To find the probability that three randomly selected students will have blood types A, B, and AB respectively, we multiply the individual probabilities of each blood type.
Given the probabilities:
- Probability of blood type A: \( P(A) = \frac{41}{100} \)
- Probability of blood type B: \( P(B) = \frac{1}{10} = \frac{10}{100} \)

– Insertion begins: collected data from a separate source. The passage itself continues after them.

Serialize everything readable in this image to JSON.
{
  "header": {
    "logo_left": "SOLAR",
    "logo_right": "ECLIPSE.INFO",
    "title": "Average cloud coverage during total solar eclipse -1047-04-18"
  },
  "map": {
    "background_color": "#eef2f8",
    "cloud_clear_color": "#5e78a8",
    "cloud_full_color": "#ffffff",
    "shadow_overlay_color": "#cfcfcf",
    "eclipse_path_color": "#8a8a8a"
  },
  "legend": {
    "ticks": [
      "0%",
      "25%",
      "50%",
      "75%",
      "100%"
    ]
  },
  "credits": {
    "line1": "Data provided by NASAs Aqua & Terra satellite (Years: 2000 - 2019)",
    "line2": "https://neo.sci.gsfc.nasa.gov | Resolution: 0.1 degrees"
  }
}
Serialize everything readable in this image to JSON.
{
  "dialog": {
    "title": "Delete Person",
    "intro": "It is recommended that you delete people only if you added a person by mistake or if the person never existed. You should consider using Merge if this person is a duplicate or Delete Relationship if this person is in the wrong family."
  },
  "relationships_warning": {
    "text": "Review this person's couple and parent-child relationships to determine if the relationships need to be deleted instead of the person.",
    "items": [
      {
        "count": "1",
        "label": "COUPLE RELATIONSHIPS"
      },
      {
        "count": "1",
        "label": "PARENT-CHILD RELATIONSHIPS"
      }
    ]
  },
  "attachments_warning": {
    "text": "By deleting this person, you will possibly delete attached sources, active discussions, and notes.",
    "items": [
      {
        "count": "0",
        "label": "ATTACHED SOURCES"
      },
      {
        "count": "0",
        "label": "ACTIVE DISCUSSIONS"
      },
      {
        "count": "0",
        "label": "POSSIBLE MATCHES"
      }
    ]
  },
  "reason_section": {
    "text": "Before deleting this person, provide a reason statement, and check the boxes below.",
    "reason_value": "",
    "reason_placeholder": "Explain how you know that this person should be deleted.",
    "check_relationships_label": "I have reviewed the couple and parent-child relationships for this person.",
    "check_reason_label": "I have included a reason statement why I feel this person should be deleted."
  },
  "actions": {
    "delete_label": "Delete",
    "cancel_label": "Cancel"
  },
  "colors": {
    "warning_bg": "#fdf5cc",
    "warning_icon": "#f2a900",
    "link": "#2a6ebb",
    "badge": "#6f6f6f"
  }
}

- Probability of blood type AB: \( P(AB) = \frac{1}{25} = \frac{4}{100} \)
Now we will calculate the combined probability:
\[ P(A, B, AB) = P(A) \times P(B) \times P(AB) \]
Substituting the values:
\[ P(A, B, AB) = \left(\frac{41}{100}\right) \times \left(\frac{10}{100}\right) \times \left(\frac{4}{100}\right) \]
Now, let's do the multiplication step-by-step:
\[ = \frac{41 \times 10 \times 4}{100 \times 100 \times 100} \] \[ = \frac{1640}{1000000} \]
Now we can simplify this fraction:
\[ = \frac{164}{100000} \]
Thus, the probability that three randomly selected students will have blood types A, B, and AB respectively is:
\[ \frac{164}{100000} \]
Or, as a decimal:
\[ 0.00164 \]
Therefore, the probability is \( \frac{164}{100000} \) or \( 0.00164 \).